ReplyDeleteAnd I think "unprepossessing" is grossly unfair to UnAmerican Graffiti. It's the centre spread I remember most vividly from my first reading of this collection (i.e. 1981!) and it was one of those stories that really fleshed out MC1 for me, from Chopper's shopping trip to the vandalism of the Statue of Justice (was this its first major appearance? I started reading in prog 160-something...)

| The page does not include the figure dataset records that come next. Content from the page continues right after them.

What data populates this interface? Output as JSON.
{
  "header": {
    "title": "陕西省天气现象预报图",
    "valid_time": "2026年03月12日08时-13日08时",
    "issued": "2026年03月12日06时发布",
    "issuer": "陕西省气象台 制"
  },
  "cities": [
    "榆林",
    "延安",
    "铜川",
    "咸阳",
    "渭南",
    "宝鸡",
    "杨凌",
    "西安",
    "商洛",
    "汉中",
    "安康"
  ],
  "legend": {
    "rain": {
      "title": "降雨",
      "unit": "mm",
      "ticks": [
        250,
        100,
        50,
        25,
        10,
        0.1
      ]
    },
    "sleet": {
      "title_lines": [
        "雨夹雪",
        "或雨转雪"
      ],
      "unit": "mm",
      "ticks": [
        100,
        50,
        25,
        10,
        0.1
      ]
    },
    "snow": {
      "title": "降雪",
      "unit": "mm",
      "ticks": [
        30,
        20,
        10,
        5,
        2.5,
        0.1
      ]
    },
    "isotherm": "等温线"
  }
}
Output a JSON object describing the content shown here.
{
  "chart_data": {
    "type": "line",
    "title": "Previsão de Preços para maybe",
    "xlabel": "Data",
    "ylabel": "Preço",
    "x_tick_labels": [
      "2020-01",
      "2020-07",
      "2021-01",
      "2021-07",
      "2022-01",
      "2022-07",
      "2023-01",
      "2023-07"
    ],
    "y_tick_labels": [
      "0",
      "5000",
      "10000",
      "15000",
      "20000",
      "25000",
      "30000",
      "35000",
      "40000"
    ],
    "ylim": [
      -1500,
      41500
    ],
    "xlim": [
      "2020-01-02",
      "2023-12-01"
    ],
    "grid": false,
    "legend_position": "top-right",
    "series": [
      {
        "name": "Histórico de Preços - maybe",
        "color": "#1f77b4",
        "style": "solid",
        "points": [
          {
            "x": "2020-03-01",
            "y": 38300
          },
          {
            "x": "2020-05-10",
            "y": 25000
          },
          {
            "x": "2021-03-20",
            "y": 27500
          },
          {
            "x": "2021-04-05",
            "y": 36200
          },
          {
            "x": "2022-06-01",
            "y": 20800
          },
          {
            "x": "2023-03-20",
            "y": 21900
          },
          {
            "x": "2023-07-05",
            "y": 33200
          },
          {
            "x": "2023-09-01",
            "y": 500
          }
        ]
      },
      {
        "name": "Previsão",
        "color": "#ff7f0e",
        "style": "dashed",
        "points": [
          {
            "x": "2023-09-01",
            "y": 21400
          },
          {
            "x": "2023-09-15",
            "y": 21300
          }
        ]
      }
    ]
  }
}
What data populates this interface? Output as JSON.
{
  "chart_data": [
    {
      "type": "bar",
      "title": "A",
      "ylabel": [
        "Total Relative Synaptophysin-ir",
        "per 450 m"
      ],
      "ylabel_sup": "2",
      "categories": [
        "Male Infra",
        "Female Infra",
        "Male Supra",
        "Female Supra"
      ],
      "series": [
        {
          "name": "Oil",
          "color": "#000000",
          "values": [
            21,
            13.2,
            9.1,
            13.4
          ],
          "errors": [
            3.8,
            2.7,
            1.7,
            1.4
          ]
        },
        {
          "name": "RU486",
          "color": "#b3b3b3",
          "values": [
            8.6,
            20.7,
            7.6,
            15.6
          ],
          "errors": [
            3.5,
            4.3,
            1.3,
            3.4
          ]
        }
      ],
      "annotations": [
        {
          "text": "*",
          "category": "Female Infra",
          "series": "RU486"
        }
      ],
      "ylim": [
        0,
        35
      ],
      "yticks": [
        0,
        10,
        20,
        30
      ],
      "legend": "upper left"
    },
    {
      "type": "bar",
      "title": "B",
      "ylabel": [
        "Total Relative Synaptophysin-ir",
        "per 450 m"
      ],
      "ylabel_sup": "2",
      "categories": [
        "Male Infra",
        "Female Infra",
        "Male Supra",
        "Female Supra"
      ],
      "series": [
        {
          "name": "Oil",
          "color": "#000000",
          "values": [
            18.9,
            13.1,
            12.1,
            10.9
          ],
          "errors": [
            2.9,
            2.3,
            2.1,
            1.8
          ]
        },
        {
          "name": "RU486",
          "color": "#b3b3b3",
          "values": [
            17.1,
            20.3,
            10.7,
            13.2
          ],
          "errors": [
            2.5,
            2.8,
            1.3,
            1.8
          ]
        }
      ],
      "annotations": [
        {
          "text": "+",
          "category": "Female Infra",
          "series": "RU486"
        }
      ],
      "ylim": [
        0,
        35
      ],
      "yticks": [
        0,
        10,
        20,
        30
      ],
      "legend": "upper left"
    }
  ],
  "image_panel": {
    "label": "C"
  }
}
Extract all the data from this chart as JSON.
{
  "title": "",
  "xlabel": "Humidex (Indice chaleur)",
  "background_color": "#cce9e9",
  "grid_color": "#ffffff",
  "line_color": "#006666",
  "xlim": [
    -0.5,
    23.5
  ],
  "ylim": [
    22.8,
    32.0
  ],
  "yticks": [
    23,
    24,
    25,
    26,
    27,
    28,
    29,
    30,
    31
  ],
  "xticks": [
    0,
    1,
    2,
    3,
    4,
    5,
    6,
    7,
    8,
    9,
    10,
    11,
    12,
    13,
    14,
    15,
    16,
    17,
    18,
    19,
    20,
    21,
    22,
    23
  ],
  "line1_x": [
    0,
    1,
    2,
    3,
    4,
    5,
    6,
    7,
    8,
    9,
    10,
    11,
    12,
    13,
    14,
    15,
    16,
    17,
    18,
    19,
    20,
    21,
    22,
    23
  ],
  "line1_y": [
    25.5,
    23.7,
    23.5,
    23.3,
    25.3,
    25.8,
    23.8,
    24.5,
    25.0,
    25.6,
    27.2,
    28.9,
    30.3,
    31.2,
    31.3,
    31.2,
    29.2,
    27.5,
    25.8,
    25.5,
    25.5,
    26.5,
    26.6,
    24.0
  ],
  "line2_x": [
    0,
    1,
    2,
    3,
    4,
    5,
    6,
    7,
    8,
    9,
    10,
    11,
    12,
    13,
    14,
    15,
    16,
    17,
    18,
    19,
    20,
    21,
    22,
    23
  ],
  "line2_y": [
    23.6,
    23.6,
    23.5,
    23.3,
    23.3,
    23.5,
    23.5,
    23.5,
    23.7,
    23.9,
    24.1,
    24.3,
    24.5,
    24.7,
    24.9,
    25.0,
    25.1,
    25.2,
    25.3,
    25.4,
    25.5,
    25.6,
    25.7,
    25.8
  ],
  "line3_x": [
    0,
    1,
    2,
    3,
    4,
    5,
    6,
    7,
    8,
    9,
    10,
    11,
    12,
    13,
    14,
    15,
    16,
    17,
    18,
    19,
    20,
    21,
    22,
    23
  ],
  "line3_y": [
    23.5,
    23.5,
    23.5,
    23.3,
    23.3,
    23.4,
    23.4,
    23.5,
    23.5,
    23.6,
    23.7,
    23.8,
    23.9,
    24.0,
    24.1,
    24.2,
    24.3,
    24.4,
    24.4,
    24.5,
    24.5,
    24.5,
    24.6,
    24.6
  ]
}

ReplyDeleteTBH, the episodic nature of The Judge Child is not that much different from what has gone before - the Luna trip was basically just an excuse to have Dredd in a different location having the same kind of adventures, then The Cursed Earth was again largely Dredd in a different location having slightly-more outdoorsy adventures (it's the Wilderness Survival Guide of Dredds!) and other mega-epics would follow the same pattern. Even The Apocalypse war, pretty much the bets of the epics, was pretty bitty and episodic and lurched about a bit. Dredd was always just as much about the weekly thrill as the grand arc, and the epic was largely a hanger for those weekly thrills.
ReplyDeleteDMZ always seemed to me to be Judge Dredd without Judge Dredd, so I'm not at all surprised to see the comparison between "Unamerican Graffiti" and "Decade Later" here.